Gutachten zur bAV sind endlich da
Am Freitag sind die bAV-Gutachten des Bundesarbeitsministeriums (BMAS) und Bundesfinanzministeriums (BMF) zur Weiterentwicklung der betrieblichen Altersversorgung (bAV) endlich veröffentlicht worden. Eigentlich sollten die Materialien bereits seit März fertig sein, wurden aber unter Verschluss gehalten.
Das BMAS-Gutachten zum „Sozialpartnermodell Betriebsrente" wurde von dem Rechtswissenschaftler Professor Dr. Peter Hanau und Rechtsanwalt Dr. Marco Arteaga erstellt. Es bestätigt den Grundansatz des BMAS, dass von den Tarifparteien vereinbarte Versorgungslösungen die Komplexität in der bAV beenden und den betroffenen Unternehmen einfache und risikofreie Lösungen verschaffen können. Dies sei für die Stärkung der bAV laut Gutachten „überragend wichtig".

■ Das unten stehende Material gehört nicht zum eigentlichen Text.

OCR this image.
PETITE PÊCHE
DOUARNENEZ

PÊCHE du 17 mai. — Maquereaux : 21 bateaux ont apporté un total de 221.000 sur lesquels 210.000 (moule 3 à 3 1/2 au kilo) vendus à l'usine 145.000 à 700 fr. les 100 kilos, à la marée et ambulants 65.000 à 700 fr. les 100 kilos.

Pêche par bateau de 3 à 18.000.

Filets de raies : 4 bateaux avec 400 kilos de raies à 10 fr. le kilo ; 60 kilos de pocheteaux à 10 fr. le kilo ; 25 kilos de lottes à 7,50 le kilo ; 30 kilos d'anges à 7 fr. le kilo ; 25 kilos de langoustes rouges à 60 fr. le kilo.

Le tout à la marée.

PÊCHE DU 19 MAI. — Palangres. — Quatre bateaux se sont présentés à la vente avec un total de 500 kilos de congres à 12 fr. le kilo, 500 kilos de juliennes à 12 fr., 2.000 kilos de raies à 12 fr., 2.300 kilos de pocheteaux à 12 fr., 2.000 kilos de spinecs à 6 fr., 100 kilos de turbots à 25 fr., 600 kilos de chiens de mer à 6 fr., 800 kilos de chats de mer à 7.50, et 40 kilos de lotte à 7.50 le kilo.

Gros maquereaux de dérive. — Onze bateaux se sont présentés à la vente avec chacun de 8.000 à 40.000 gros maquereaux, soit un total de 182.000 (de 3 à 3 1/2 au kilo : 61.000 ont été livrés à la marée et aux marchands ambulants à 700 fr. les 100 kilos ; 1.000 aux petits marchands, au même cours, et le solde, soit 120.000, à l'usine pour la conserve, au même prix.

Damit bestätigte das Gutachten, was das BMAS von Beginn an wollte: eine bessere Ein- und Anbindung der Tarifvertragsparteien bei der Organisation und Durchführung der bAV, was zulasten der bisherigen Durchführungswege und Versorgungswerke ginge. Dazu wird im BMAS-Gutachten ab Seite 55 ausführlich die Ermöglichung der Konvertierung bestehender bAV auf das Sozialpartnermodell behandelt. Allerdings steht da kein Wort zum Vertrieb. Es geht vorwiegend um „Konvertierung von Leistungszusagen aller Art zu reinen Beitragszusagen“. So schlägt das BMAS-Gutachten vor, den bisherigen versicherungsförmig aufgebauten bAV-Anspruch „durch eine Beitragszusage des Arbeitgebers und eine davon getrennte Versorgungszusage des Trägers abzulösen“. Das wirft mehr Fragen auf, als es beantwortet.
Die BMAS-Gutachter machen ein paar flankierende Vorschläge, wie das „Sozialpartnermodell" weiterentwickelt werden kann. Dazu gehört etwa die Einführung von „Opting-Out-Lösungen" auf tarifvertraglicher Grundlage, in die künftig auch nichttarifgebundene Beschäftigte einbezogen werden könnten.
Zur Zukunft der steuerlichen Förderung der bAV äußert sich das BMF-Gutachten „Optimierungsmöglichkeiten bei den Förderregelungen der bAV“, das ebenfalls am Freitag veröffentlicht wurde. Gutachter war Professor Dr. Dirk Kiesewetter mit seinem Team von der Universität Würzburg. Sie untersuchten, welche steuer- und sozialversicherungsrechtlichen Hemmnisse der bAV-Verbreitung bei kleinen und mittleren Unternehmen (KMU) sowie bei Geringverdienern im Wege stehen. Unter anderem schlägt Kiesewetter die gezielte Förderung von Geringverdienern mittels eines sogenannten „bAV-Förderbetrags“ vor und rät an verschiedenen Stellen zur Vereinfachung und Flexibilisierung der bAV. Ferner verlangt das BMF-Gutachten in seinen Schlussfolgerungen, künftig die Zillmerung zu unterbinden, um eine bessere Portabilität der bAV-Ansprüche bei Jobwechsel zu erreichen.
Zudem empfiehlt Kiesewetter eine gesetzliche Zuschusspflicht des Arbeitgebers bei Entgeltumwandlung (nur bei Neuzusagen) sowie einen „bAV-Abzugsbetrag für kleine Unternehmen“ mit weniger als 20 Beschäftigten im Stile eines Investitionsabzugs (nach Paragraf 7g EStG). Beides sieht das BMF jedoch in einer ersten Stellungnahme kritisch. Die Ergebnisse und Vorschläge des Gutachtens gehen laut BMF in die weiteren Prüfungen und Arbeiten im Zusammenhang mit Anpassungen im Renten- und Alterssicherungssystem Deutschlands insgesamt ein.
Hinter den Kulissen dürfte das Gerangel um eine bAV-Reform weitergehen, denn beide Gutachten passen nicht so recht zusammen. Ein Ergebnis brachte das BMF-Gutachten: An der Arbeitgeberhaftung liegt es nicht, dass die bAV in KMU nicht vorankommt. Vielmehr verhindern Informationsdefizite auf Arbeitgeber- und Arbeitnehmerseite, dass in KMU mehr Betriebsrentenvereinbarungen zustande kommen. Das BMAS dagegen glaubt nach vor, dass die Haftung der Arbeitgeber das größte Hindernis für die Verbreitung der bAV unter KMU sei. Aus dieser Behauptung heraus wurde das „Sozialpartnermodell Betriebsrente“ geboren, dessen Kern die Enthaftung der Arbeitgeber darstellt.